Every year at this time, the International Energy Agency publishes its annual World Energy Outlook, which is the equivalent of the Sports Illustrated swimsuit issue for oil executives. That is, it incarnates their fantasies, especially the one about how this is an unchanging world, where attitudes and habits need not shift. Each year, the document forecasts a world in which fossil fuel continues to dominate for decades to come, and, because investors and governments often base their actions on those predictions, it’s almost literally the definition of a self-fulfilling prophecy.
The problem, of course, is that the world it confidently imagines is an impossible one. If, as the I.E.A.’s current “sustainable development scenario” predicts, we don’t shut off the flow of fossil fuel until 2070, then the World Habitability Outlook, if there were such a thing, would be grim. (September, 2020, was the hottest September ever measured. That helped set the stage for, among many other novel forms of damage, the first Greek-letter hurricane ever to hit the United States and devastating wildfires in Paraguay, Argentina, and Bolivia.) The rational goal of the I.E.A. (a club of oil-consuming countries, first proposed by Henry Kissinger in the wake of the OPEC embargo of the nineteen-seventies) should be to model what science says we require to survive and then chart a path toward getting us there. And, this year, after intense pressure from activists, that began to happen. Along with the main report, the I.E.A. released a miniature scenario that tries to foresee a world in which we reach net zero by 2050. That’s still too slow to meet the climate targets set in Paris, in 2015, but at least it’s in the ballpark. Next year, the activists say, that nearer-term forecast needs to be the central event, not the kiddie table—taken seriously, such a scenario could be a crucial document as the world assembles in Glasgow a year from November for a critical round of talks about carbon cuts.

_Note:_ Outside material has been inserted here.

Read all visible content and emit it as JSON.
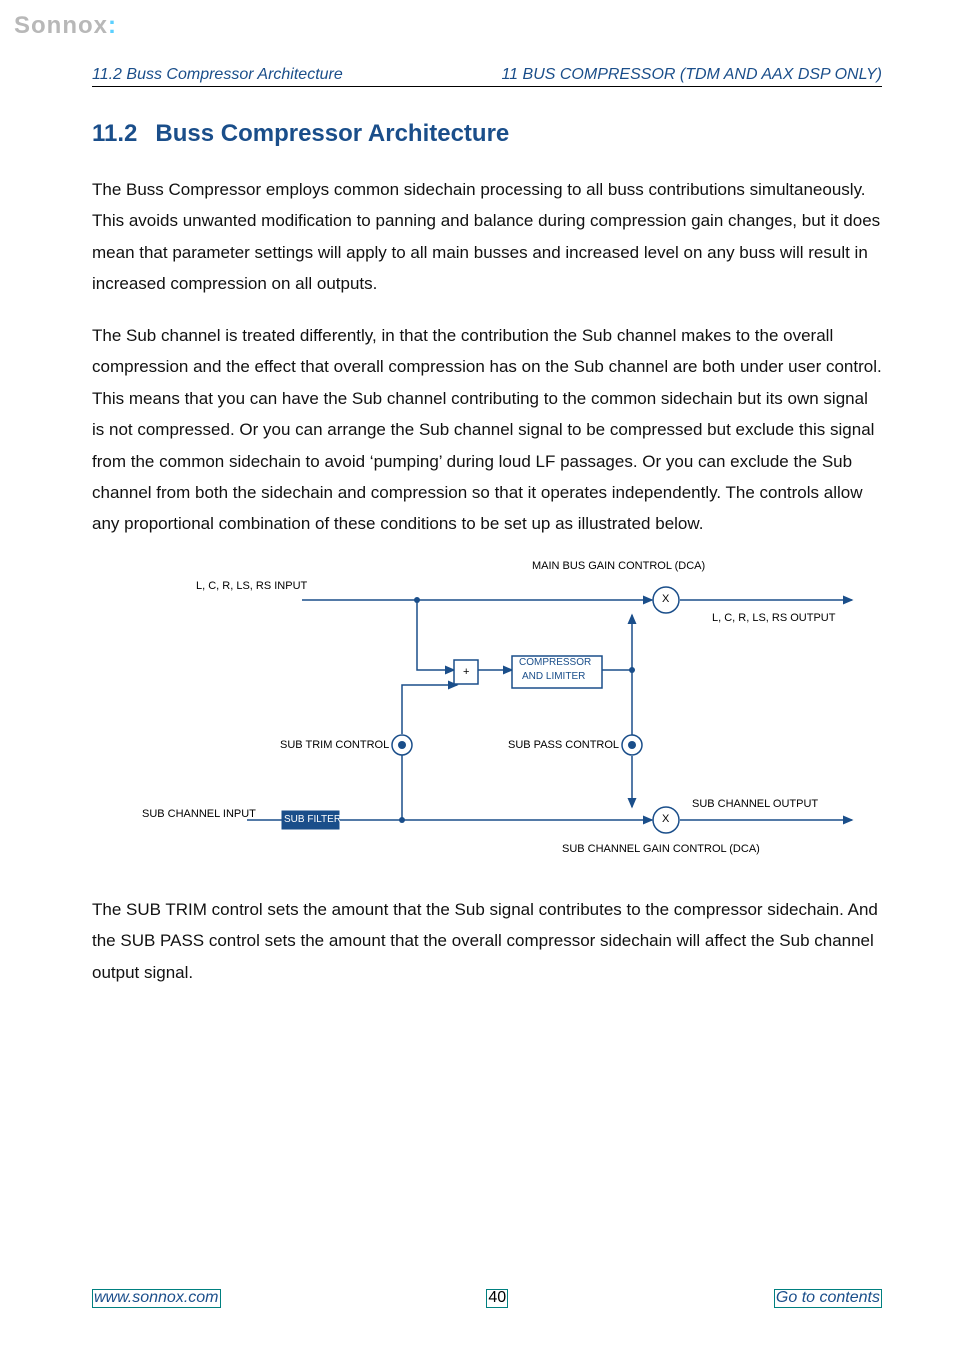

An I.E.A. report that took science as its starting point would not be revolutionary. In fact, there are signs that important parts of the world’s financial system are already beginning to get the message, thanks to unrelenting pressure. JPMorgan Chase, the world’s biggest fossil-fuel investor, this month committed to a “Paris alignment” of its lending practices. (Full disclosure: I was arrested in a Chase branch near the Capitol, in January, to help accelerate this campaign.) As activists point out, this vague target is barely a start. But the pressure won’t be going away: members of the Rockefeller family, whose forebears helped build Chase into the giant it is today, announced that they are rallying wealthy peers to prod the bank into more aggressive action, demanding that it “embrace innovation and move beyond the profits of fossil fuels to develop banking models that will excel in a zero-carbon world.” Some of the nations that constitute the I.E.A. are clearly ready for more: in the United Kingdom, Boris Johnson’s government noised around the idea that all of its home electricity could come from offshore wind by 2030. (A truly great idea, in part because, at the moment, too much of it is coming from burning wood pellets shipped over from the southeastern United States, which, as a new report makes clear, is a definitional example of environmental racism.)